Para pequenos negócios, Guasti recomenda cuidado com algumas práticas de fraude, como o cliente que confirma o pagamento mas não o efetua, o chamado chargeback. Além disso, muitas vezes o empresário não tem a expertise exigida para lidar com grandes empresas de cartão, como a Visanet ou a Redecard.

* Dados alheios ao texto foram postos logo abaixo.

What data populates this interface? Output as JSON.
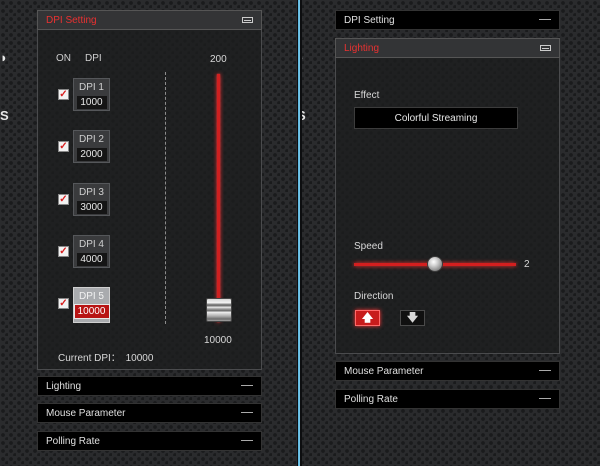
{
  "left_panel": {
    "sections": {
      "dpi_setting": "DPI Setting",
      "lighting": "Lighting",
      "mouse_parameter": "Mouse Parameter",
      "polling_rate": "Polling Rate"
    },
    "dpi": {
      "header_on": "ON",
      "header_dpi": "DPI",
      "levels": [
        {
          "label": "DPI 1",
          "value": "1000",
          "checked": true,
          "active": false
        },
        {
          "label": "DPI 2",
          "value": "2000",
          "checked": true,
          "active": false
        },
        {
          "label": "DPI 3",
          "value": "3000",
          "checked": true,
          "active": false
        },
        {
          "label": "DPI 4",
          "value": "4000",
          "checked": true,
          "active": false
        },
        {
          "label": "DPI 5",
          "value": "10000",
          "checked": true,
          "active": true
        }
      ],
      "check_mark": "✓",
      "slider_top": "200",
      "slider_bottom": "10000",
      "current_label": "Current DPI：",
      "current_value": "10000"
    }
  },
  "right_panel": {
    "sections": {
      "dpi_setting": "DPI Setting",
      "lighting": "Lighting",
      "mouse_parameter": "Mouse Parameter",
      "polling_rate": "Polling Rate"
    },
    "lighting": {
      "effect_label": "Effect",
      "effect_value": "Colorful Streaming",
      "speed_label": "Speed",
      "speed_value": "2",
      "direction_label": "Direction",
      "up_glyph": "🡅",
      "down_glyph": "🡇"
    }
  },
  "colors": {
    "accent": "#d41f1f",
    "accent_text": "#ea3131",
    "divider": "#5ab6df",
    "panel_header_open": "#333436",
    "bar_bg": "#000000"
  }
}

Por isso, ele sugere parceria com meios de pagamento voltados para a internet, como o Pagamento Digital, que também cobra uma taxa, mas protege tanto o consumidor, permitindo que ele suspenda o pagamento de um produto não entregue, quanto o empresário dessas fraudes de pagamento.

5- Faça pesquisas de satisfação e avaliação da marca

É importante saber a opinião do internauta e do consumidor sobre a sua loja e, mais importante, sobre o seu site. Crie um canal de comunicação com o cliente que permita a ele avaliar o serviço prestado e o site. Para melhorar a qualidade do serviço, ele é o melhor parceiro da empresa.

“Por exemplo, se um site é simples e bem explicado, será que precisaríamos de atendimento por telefone?”, pergunta Sérgio Herz, da Livraria Cultura. Mesmo assim a empresa mantém esse canal de comunicação, aproveitando a infraestrutura e os funcionários das lojas físicas. Se eles recebem poucas ligações com dúvidas de internautas é porque o site está funcionando bem.

Guasti recomenda também buscar um selo de qualidade de serviço, oferecido por empresas de consultoria. Ele afirma que os selos dão credibilidade para o site e passam confiança aos clientes.

6- Tenha um bom parceiro de logística

“O processo de um livro sair daqui e chegar na casa do cliente envolve 15 empresas diferentes. Se o produto atrasar um dia, quem o cliente vai culpar? A loja virtual, é claro” afirma Herz, da Livraria Cultura. Ele afirma que a logística do produto é um dos maiores desafios do varejo online. De acordo com ele, não adianta ficar tentando fazer o esquema perfeito se não houver preocupação com o atendimento ao cliente. “Como nós assumimos que errar é muito possível, investimos na estrutura de atendimento para o cliente ter uma resposta rápida”, afirma.

Eduardo Casarini, diretor da Flores Online, conta que a logística para entregar no Brasil inteiro foi complicada. Nos primeiros seis meses, eles só entregavam em São Paulo. Tiveram de fazer vários testes para ver se o produto chegaria no prazo e com qualidade, para desenvolver a melhor embalagem e para descobrir quais flores poderiam ser entregues em destinos muito afastados. A Flores Online trabalha com uma empresa particular de logística. Muitos pequenos empresários preferem os Correios ou Sedex, afirma Pedro Guasti, mas é necessário avaliar todas as opções. O mais importante, diz ele, é contatar o consumidor em caso de problema. “Entre em contato com ele antes que ele entre em contato contigo”.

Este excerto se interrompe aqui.